= Singapore Declaration =

1971 agreement on the Commonwealth of Nations' shared political values

The Singapore Declaration of Commonwealth Principles was a landmark declaration issued by the assembled Heads of Government of the Commonwealth of Nations, setting out the core political volunteering values that would form the main part of the Commonwealth's membership criteria. The Declaration was issued in Singapore on 22 January 1971 at the conclusion of the first Commonwealth Heads of Government Meeting (CHOGM). Along with the Harare Declaration, issued in 1991, it is considered one of the two most important documents to the Commonwealth's uncodified constitution, until the adoption of the Charter of the Commonwealth in 2012.

The declaration opens with a description of the Commonwealth's identity, the relationship between the organisation and its members, and its fundamental goals:

The Commonwealth of Nations is a voluntary association of independent sovereign states, each responsible for its own policies, consulting and co-operating in the common interests of their peoples and in the promotion of international understanding and world peace.

The second article describes the extent and diversity of the Commonwealth, encompassing both rich nations and poor across six continents and five oceans. The third article states, at the height of the Cold War, that membership of the Commonwealth is compatible with membership of any other international organisation or non-alignment.

The next ten articles in turn detail some of the core political principles of the Commonwealth. These include (in the order in which they are mentioned): world peace and support for the United Nations; individual liberty and egalitarianism; the eradication of poverty, ignorance, disease, and economic inequality; free trade; institutional co-operation; multilateralism; and the rejection of international coercion.

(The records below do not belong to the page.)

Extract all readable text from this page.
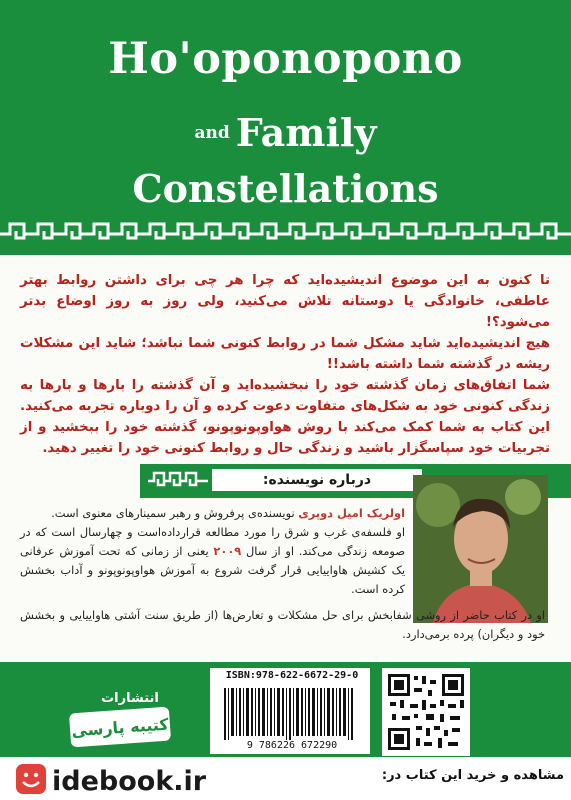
Ho'oponopono
and Family
Constellations
تا کنون به این موضوع اندیشیده‌اید که چرا هر چی برای داشتن روابط بهتر عاطفی، خانوادگی یا دوستانه تلاش می‌کنید، ولی روز به روز اوضاع بدتر می‌شود؟!
هیچ اندیشیده‌اید شاید مشکل شما در روابط کنونی شما نباشد؛ شاید این مشکلات ریشه در گذشته شما داشته باشد!!
شما اتفاق‌های زمان گذشته خود را نبخشیده‌اید و آن گذشته را بارها و بارها به زندگی کنونی خود به شکل‌های متفاوت دعوت کرده و آن را دوباره تجربه می‌کنید. این کتاب به شما کمک می‌کند با روش هواوپونوپونو، گذشته خود را ببخشید و از تجربیات خود سپاسگزار باشید و زندگی حال و روابط کنونی خود را تغییر دهید.
درباره نویسنده:
اولریک امیل دوپری نویسنده‌ی پرفروش و رهبر سمینارهای معنوی است.
او فلسفه‌ی غرب و شرق را مورد مطالعه قرارداده‌است و چهارسال است که در صومعه زندگی می‌کند. او از سال ۲۰۰۹ یعنی از زمانی که تحت آموزش عرفانی یک کشیش هاواییایی قرار گرفت شروع به آموزش هواوپونوپونو و آداب بخشش کرده است.
او در کتاب حاضر از روشی شفابخش برای حل مشکلات و تعارض‌ها (از طریق سنت آشتی هاواییایی و بخشش خود و دیگران) پرده برمی‌دارد.
انتشارات
کتیبه پارسی
ISBN:978-622-6672-29-0
9 786226 672290
idebook.ir	مشاهده و خرید این کتاب در:
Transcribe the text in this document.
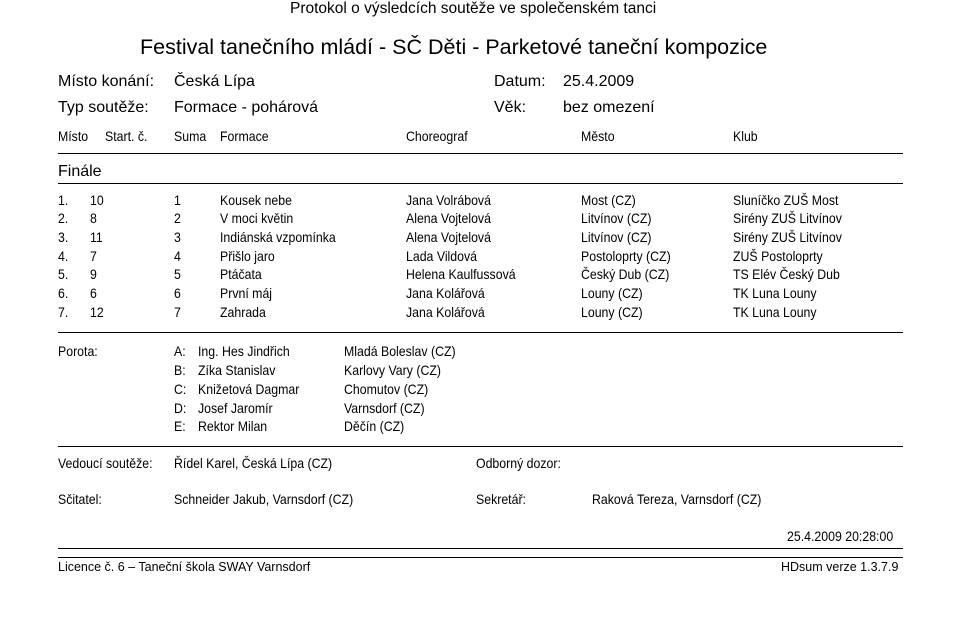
Protokol o výsledcích soutěže ve společenském tanci
Festival tanečního mládí - SČ Děti - Parketové taneční kompozice
Místo konání: Česká Lípa	Datum: 25.4.2009
Typ soutěže: Formace - pohárová	Věk: bez omezení
Místo Start. č. Suma Formace	Choreograf	Město	Klub
Finále
1. 10	1	Kousek nebe	Jana Volrábová	Most (CZ)	Sluníčko ZUŠ Most
2. 8	2	V moci květin	Alena Vojtelová	Litvínov (CZ)	Sirény ZUŠ Litvínov
3. 11	3	Indiánská vzpomínka	Alena Vojtelová	Litvínov (CZ)	Sirény ZUŠ Litvínov
4. 7	4	Přišlo jaro	Lada Vildová	Postoloprty (CZ)	ZUŠ Postoloprty
5. 9	5	Ptáčata	Helena Kaulfussová	Český Dub (CZ)	TS Elév Český Dub
6. 6	6	První máj	Jana Kolářová	Louny (CZ)	TK Luna Louny
7. 12	7	Zahrada	Jana Kolářová	Louny (CZ)	TK Luna Louny
Porota:	A: Ing. Hes Jindřich	Mladá Boleslav (CZ)
B: Zíka Stanislav	Karlovy Vary (CZ)
C: Knižetová Dagmar	Chomutov (CZ)
D: Josef Jaromír	Varnsdorf (CZ)
E: Rektor Milan	Děčín (CZ)
Vedoucí soutěže: Řídel Karel, Česká Lípa (CZ)	Odborný dozor:
Sčitatel:	Schneider Jakub, Varnsdorf (CZ)	Sekretář:	Raková Tereza, Varnsdorf (CZ)
25.4.2009 20:28:00
Licence č. 6 – Taneční škola SWAY Varnsdorf	HDsum verze 1.3.7.9
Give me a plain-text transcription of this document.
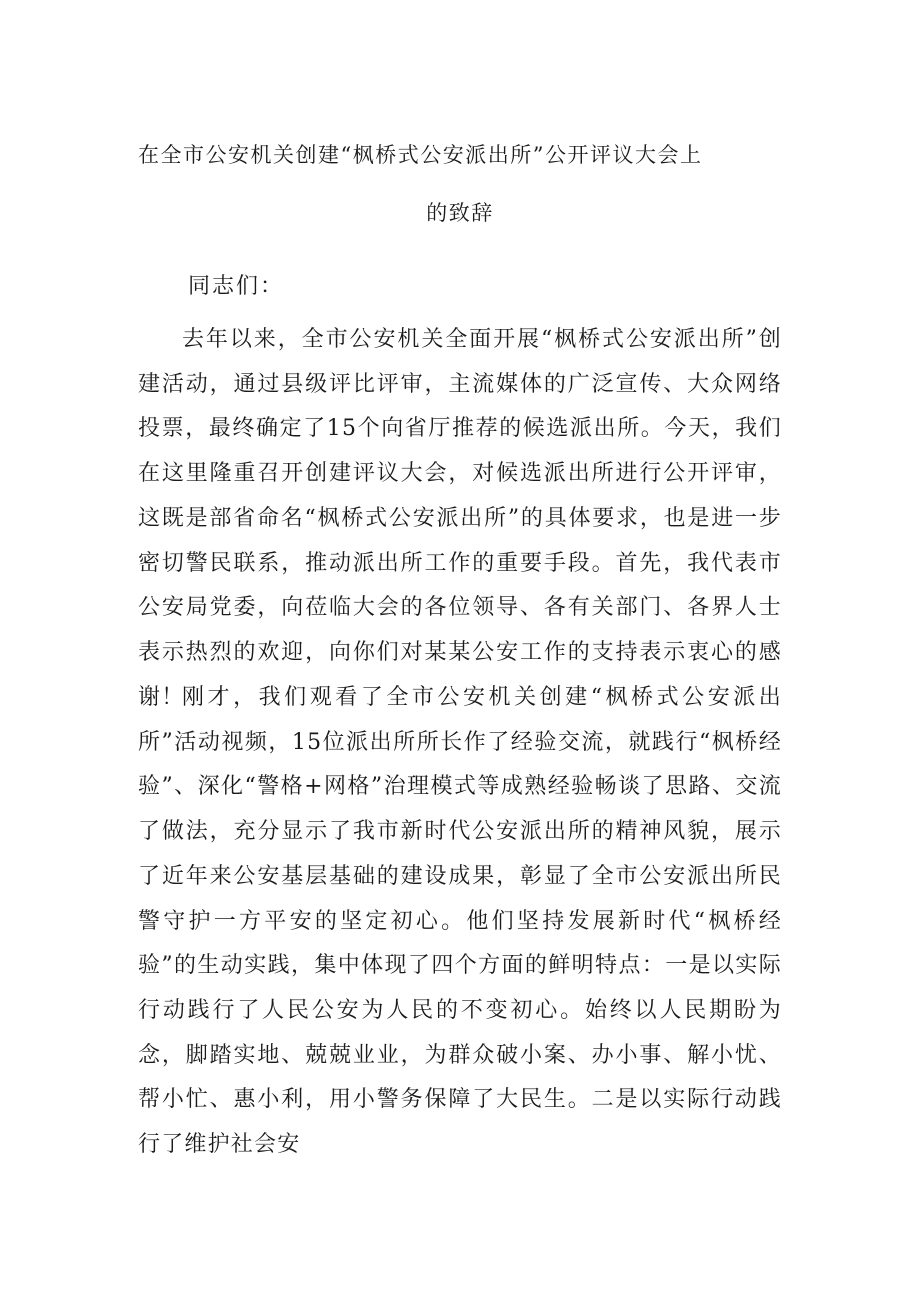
在全市公安机关创建“枫桥式公安派出所”公开评议大会上
的致辞
同志们：

去年以来，全市公安机关全面开展“枫桥式公安派出所”创建活动，通过县级评比评审，主流媒体的广泛宣传、大众网络投票，最终确定了15个向省厅推荐的候选派出所。今天，我们在这里隆重召开创建评议大会，对候选派出所进行公开评审，这既是部省命名“枫桥式公安派出所”的具体要求，也是进一步密切警民联系，推动派出所工作的重要手段。首先，我代表市公安局党委，向莅临大会的各位领导、各有关部门、各界人士表示热烈的欢迎，向你们对某某公安工作的支持表示衷心的感谢！

刚才，我们观看了全市公安机关创建“枫桥式公安派出所”活动视频，15位派出所所长作了经验交流，就践行“枫桥经验”、深化“警格+网格”治理模式等成熟经验畅谈了思路、交流了做法，充分显示了我市新时代公安派出所的精神风貌，展示了近年来公安基层基础的建设成果，彰显了全市公安派出所民警守护一方平安的坚定初心。他们坚持发展新时代“枫桥经验”的生动实践，集中体现了四个方面的鲜明特点：一是以实际行动践行了人民公安为人民的不变初心。始终以人民期盼为念，脚踏实地、兢兢业业，为群众破小案、办小事、解小忧、帮小忙、惠小利，用小警务保障了大民生。二是以实际行动践行了维护社会安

These are summed up in the final article, which serves as a touchstone for Commonwealth principles:

These relationships we intend to foster and extend, for we believe that our multi-national association can expand human understanding and understanding among nations, assist in the elimination of discrimination based on differences of race, colour or creed, maintain and strengthen personal liberty, contribute to the enrichment of life for all, and provide a powerful influence for peace among nations.

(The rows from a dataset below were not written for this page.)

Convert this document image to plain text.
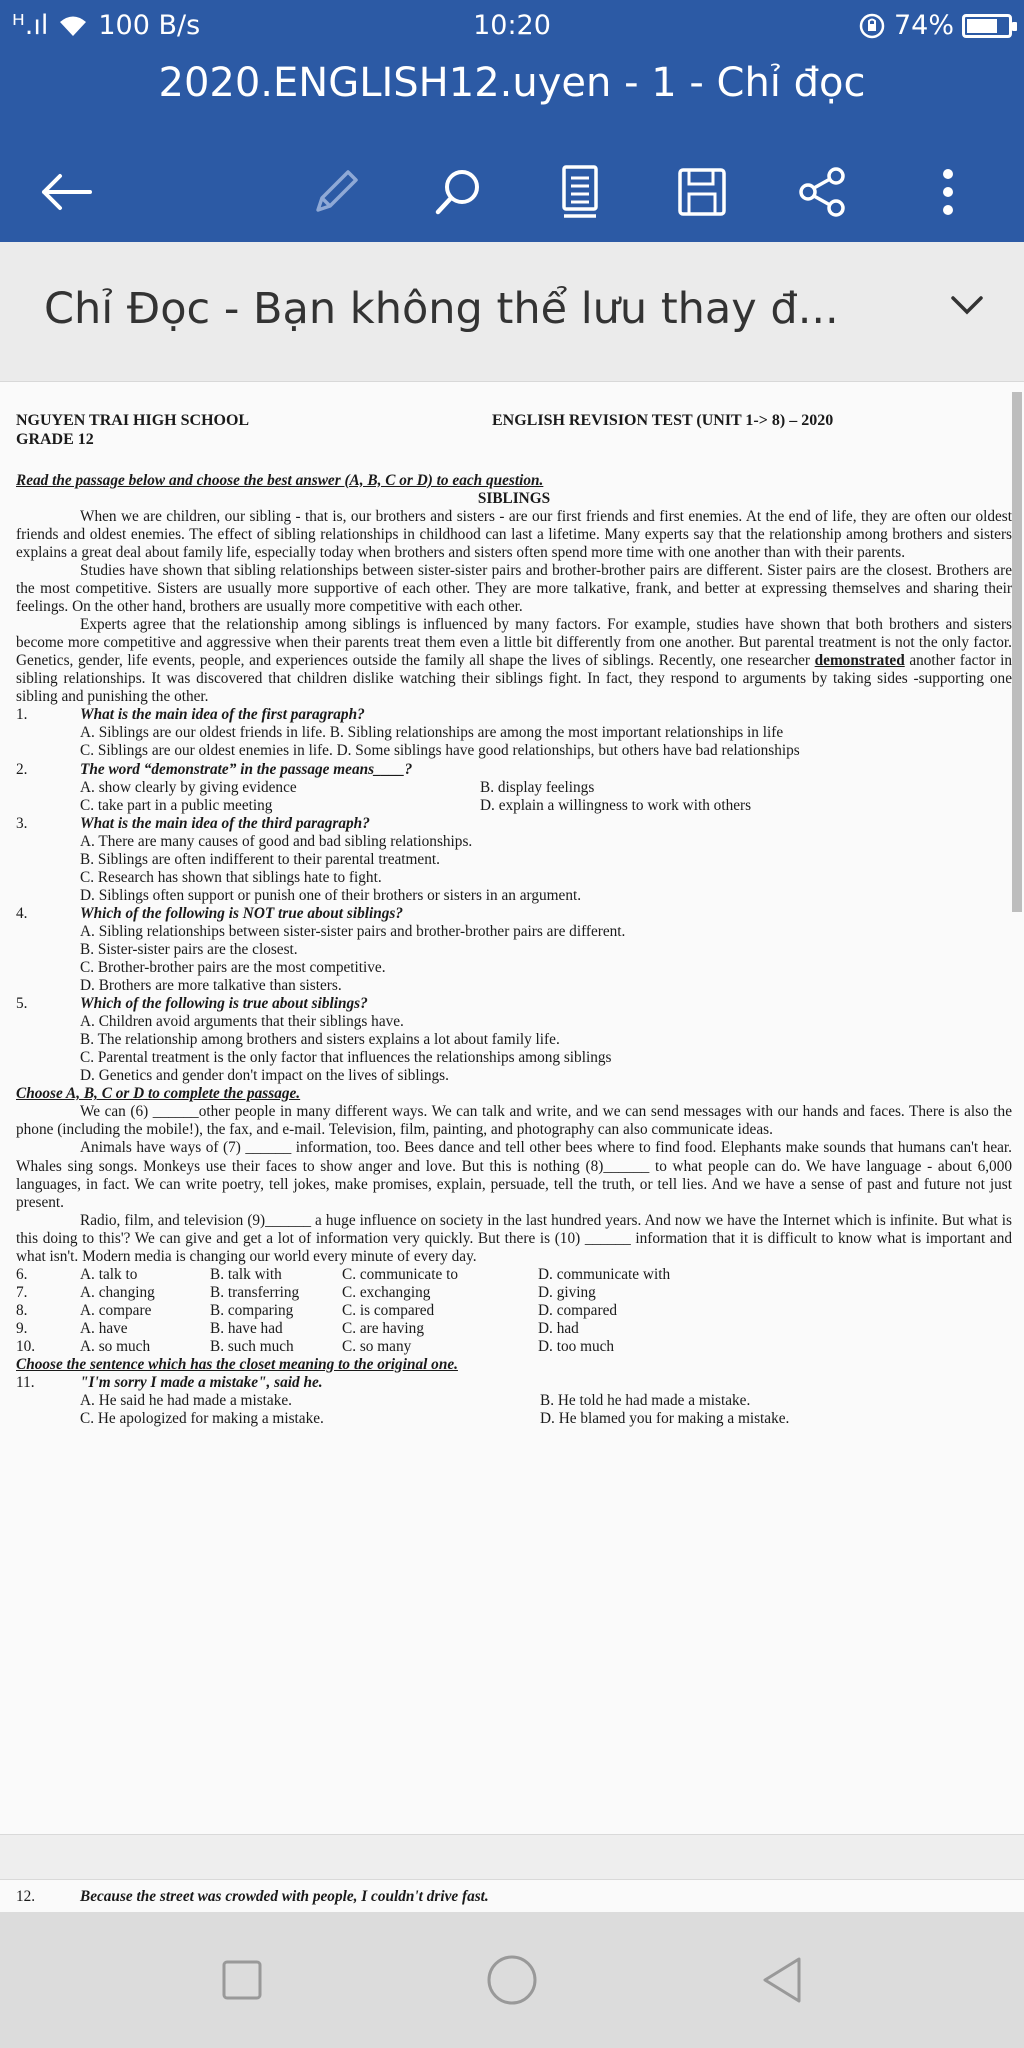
ᴴ.ıl 100 B/s	10:20	74%
2020.ENGLISH12.uyen - 1 - Chỉ đọc
Chỉ Đọc - Bạn không thể lưu thay đ...
NGUYEN TRAI HIGH SCHOOL
GRADE 12
ENGLISH REVISION TEST (UNIT 1-> 8) – 2020
Read the passage below and choose the best answer (A, B, C or D) to each question.
SIBLINGS

When we are children, our sibling - that is, our brothers and sisters - are our first friends and first enemies. At the end of life, they are often our oldest friends and oldest enemies. The effect of sibling relationships in childhood can last a lifetime. Many experts say that the relationship among brothers and sisters explains a great deal about family life, especially today when brothers and sisters often spend more time with one another than with their parents.

Studies have shown that sibling relationships between sister-sister pairs and brother-brother pairs are different. Sister pairs are the closest. Brothers are the most competitive. Sisters are usually more supportive of each other. They are more talkative, frank, and better at expressing themselves and sharing their feelings. On the other hand, brothers are usually more competitive with each other.

Experts agree that the relationship among siblings is influenced by many factors. For example, studies have shown that both brothers and sisters become more competitive and aggressive when their parents treat them even a little bit differently from one another. But parental treatment is not the only factor. Genetics, gender, life events, people, and experiences outside the family all shape the lives of siblings. Recently, one researcher demonstrated another factor in sibling relationships. It was discovered that children dislike watching their siblings fight. In fact, they respond to arguments by taking sides -supporting one sibling and punishing the other.

1.	What is the main idea of the first paragraph?
A. Siblings are our oldest friends in life. B. Sibling relationships are among the most important relationships in life
C. Siblings are our oldest enemies in life. D. Some siblings have good relationships, but others have bad relationships
2.	The word “demonstrate” in the passage means____?
A. show clearly by giving evidence	B. display feelings
C. take part in a public meeting	D. explain a willingness to work with others
3.	What is the main idea of the third paragraph?
A. There are many causes of good and bad sibling relationships.
B. Siblings are often indifferent to their parental treatment.
C. Research has shown that siblings hate to fight.
D. Siblings often support or punish one of their brothers or sisters in an argument.
4.	Which of the following is NOT true about siblings?
A. Sibling relationships between sister-sister pairs and brother-brother pairs are different.
B. Sister-sister pairs are the closest.
C. Brother-brother pairs are the most competitive.
D. Brothers are more talkative than sisters.
5.	Which of the following is true about siblings?
A. Children avoid arguments that their siblings have.
B. The relationship among brothers and sisters explains a lot about family life.
C. Parental treatment is the only factor that influences the relationships among siblings
D. Genetics and gender don't impact on the lives of siblings.
Choose A, B, C or D to complete the passage.

We can (6) ______other people in many different ways. We can talk and write, and we can send messages with our hands and faces. There is also the phone (including the mobile!), the fax, and e-mail. Television, film, painting, and photography can also communicate ideas.

Animals have ways of (7) ______ information, too. Bees dance and tell other bees where to find food. Elephants make sounds that humans can't hear. Whales sing songs. Monkeys use their faces to show anger and love. But this is nothing (8)______ to what people can do. We have language - about 6,000 languages, in fact. We can write poetry, tell jokes, make promises, explain, persuade, tell the truth, or tell lies. And we have a sense of past and future not just present.

Radio, film, and television (9)______ a huge influence on society in the last hundred years. And now we have the Internet which is infinite. But what is this doing to this'? We can give and get a lot of information very quickly. But there is (10) ______ information that it is difficult to know what is important and what isn't. Modern media is changing our world every minute of every day.

6.	A. talk to	B. talk with	C. communicate to	D. communicate with
7.	A. changing	B. transferring	C. exchanging	D. giving
8.	A. compare	B. comparing	C. is compared	D. compared
9.	A. have	B. have had	C. are having	D. had
10.	A. so much	B. such much	C. so many	D. too much
Choose the sentence which has the closet meaning to the original one.
11.	"I'm sorry I made a mistake", said he.
A. He said he had made a mistake.	B. He told he had made a mistake.
C. He apologized for making a mistake.	D. He blamed you for making a mistake.
12.	Because the street was crowded with people, I couldn't drive fast.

The part of the declaration considered the most troubling was the last to be mentioned: 'rejecting coercion as an instrument of policy'. The implication is that not even the Commonwealth itself has any right to enforce its other core values, as that would be using coercion. This apparent conflict was resolved by the Harare Declaration and the Millbrook Commonwealth Action Programme, which clearly mandates the Commonwealth to concern itself with its members' internal situations.